Наверное, давно стоит перестать писать, что я не сентиментальна и не плачу в кино или театре. Плачу. Но не от "боже, как трогательно", а от чувства единения с художником, того мгновенного пронзающего озарения, понимания его идеи.
"Анна Каренина" в театре Вахтангова, невербальный - хореографический - спектакль, получился крайне неоднозначным. Треть зала ушли после первого акта, оставшиеся устроили овацию. Но те, кто продрались сквозь чудовищную (местами) музыку, затянутые сцены и общую сумятицу происходящего, были вознаграждены невероятным по силе финалом.
Я всегда воспринимала историю Карениной как историю личную, историю запутавшихся несчастных людей, которые не умеют отпускать, принимать и ценить. Анна, тоскующая по сыну и оттого не любящая младшую дочь, терзающая Вронского мелочной ревностью, доводящая себя до безумия пустыми подозрениями; Алексей, молодой, пылкий, искренне пытавшийся быть хорошим, но сломавшийся о броню неверия этой женщины; Каренин, "человек в футляре", живущий правилами и принимающий решения по циркуляру...
Здесь же получилась история публичная, история чудовищной бесчеловечной травли. Любое нарушение правил этого пошлого, развращенного, маслянисто-бархатного общества карается плевками в спину и презрением в лицо.
Бархат, мягкий струящийся бархат... Никогда бы не подумала, что черные бальные платья, изящные и роскошные, могут смотреться так пошло и подло, омерзительно и гадко. БоХатые наряды выглядят умышленно избыточными в сравнении с чистыми линиями силуэта Анны.
Но самый неожиданный атрибут - стулья. Простые грубые стулья, они играют здесь роль камертона, выразителя идей. В одной из первых сцен мы видим Каренина, погруженного в свои мысли, а за его спиной - покорная Анна, раболепно переставляющая в его угоду стулья. Анна, которая минуту назад летала в объятиях Вронского, сейчас бессмысленно переставляет нелепые стулья, встраиваясь колесиком в канцелярскую машину.

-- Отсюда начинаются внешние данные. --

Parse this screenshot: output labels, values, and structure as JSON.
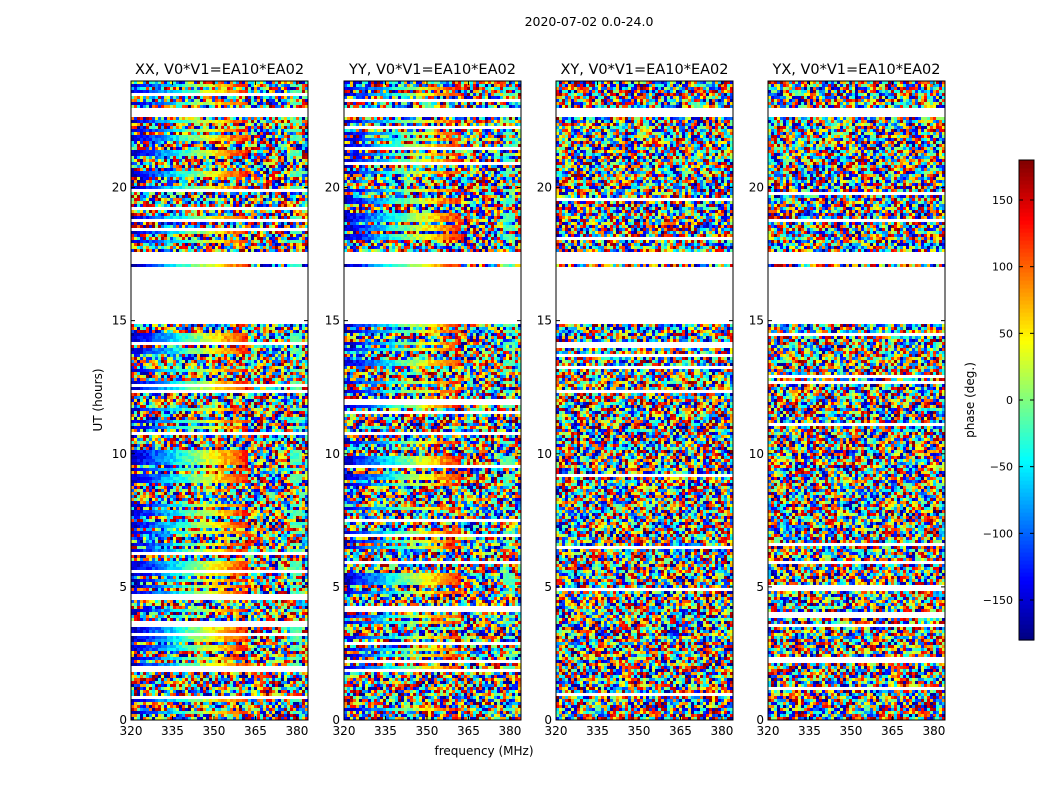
{
  "chart_data": {
    "type": "heatmap",
    "title": "2020-07-02 0.0-24.0",
    "xlabel": "frequency (MHz)",
    "ylabel": "UT (hours)",
    "xlim": [
      320,
      384
    ],
    "ylim": [
      0,
      24
    ],
    "x_ticks": [
      {
        "value": 320,
        "label": "320"
      },
      {
        "value": 335,
        "label": "335"
      },
      {
        "value": 350,
        "label": "350"
      },
      {
        "value": 365,
        "label": "365"
      },
      {
        "value": 380,
        "label": "380"
      }
    ],
    "y_ticks": [
      {
        "value": 0,
        "label": "0"
      },
      {
        "value": 5,
        "label": "5"
      },
      {
        "value": 10,
        "label": "10"
      },
      {
        "value": 15,
        "label": "15"
      },
      {
        "value": 20,
        "label": "20"
      }
    ],
    "panels": [
      {
        "title": "XX, V0*V1=EA10*EA02",
        "type": "parallel"
      },
      {
        "title": "YY, V0*V1=EA10*EA02",
        "type": "parallel"
      },
      {
        "title": "XY, V0*V1=EA10*EA02",
        "type": "cross"
      },
      {
        "title": "YX, V0*V1=EA10*EA02",
        "type": "cross"
      }
    ],
    "flagged_hours": [
      [
        14.85,
        17.0
      ],
      [
        17.1,
        17.55
      ],
      [
        22.5,
        22.55
      ],
      [
        22.6,
        23.0
      ]
    ],
    "colorbar": {
      "label": "phase (deg.)",
      "range": [
        -180,
        180
      ],
      "ticks": [
        {
          "value": 150,
          "label": "150"
        },
        {
          "value": 100,
          "label": "100"
        },
        {
          "value": 50,
          "label": "50"
        },
        {
          "value": 0,
          "label": "0"
        },
        {
          "value": -50,
          "label": "−50"
        },
        {
          "value": -100,
          "label": "−100"
        },
        {
          "value": -150,
          "label": "−150"
        }
      ],
      "colormap": "jet"
    }
  }
}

Вот угрюмый Левин, который вязко, тяжело шагает по сцене, волоча за собой пресловутый стул как символ всего рутинного, наносного, излишнего, словно пудовая гиря каторжника. Второй рукой он тащит за собой невесомую хрупкую Китти, чья участь - стать привязанной к этому приземленному быту.
В сцене объяснения хмурый Каренин сидит в дубовом кресле, в раздражении с грохотом стуча по полу. Пришедшую Анну он бросает в то же кресло, и она опадает обессилевшей куклой, без возможности противостоять грузу обязательств. Когда кресло опрокидывается, Каренин замирает в сидячей позе - даже будучи опрокинутым, разбитым, лишенным прежних ориентиров, он сохраняет свой привычный "футляр".
И в сцене бала пары вальсируют (!) со стульями в руках. Вот уж яркий символ громоздкости, нелепости светских условностей и норм! Все напыщенное, надутое, избыточное - в этих чертовых стульях, которые лишь мешаются и мешают!
И в самом конце, когда Анна, оставшись одна, лишившись любимого, которого только что поглотило жадное собственническое великосветское общество, идет под звуки хорала по световому лучу, в нее из темноты летят все же стулья, сбивают с ног. Пошлые грубые обыденные стулья, вместо бичевания и побивания камнями.
А затем из темноты приходят люди, рассаживаются, и слаженный топот их ног складывается в стук колес, все громче и громче, оглушая и затмевая ангельское пение. Общество само затоптало Анну, обескровило, смешало с грязью. Изничтожило винтик, возомнивший себя способным на счастье.
_
Я не знаю, рекомендовать или нет этот спектакль. Для его понимания нужно хорошо знать первоисточник (иначе вообще непонятны аллюзии) и стоически переносить какофонию безумной музыки Шнитке. Спектакль более пластический, чем хореографический, а исполнители - не чисто балетные, а входят в общий состав актерской труппы театра. Но эмоциональная выразительность и наполненность, идеи и сценические приемы способны стиснуть сердце и заворожить.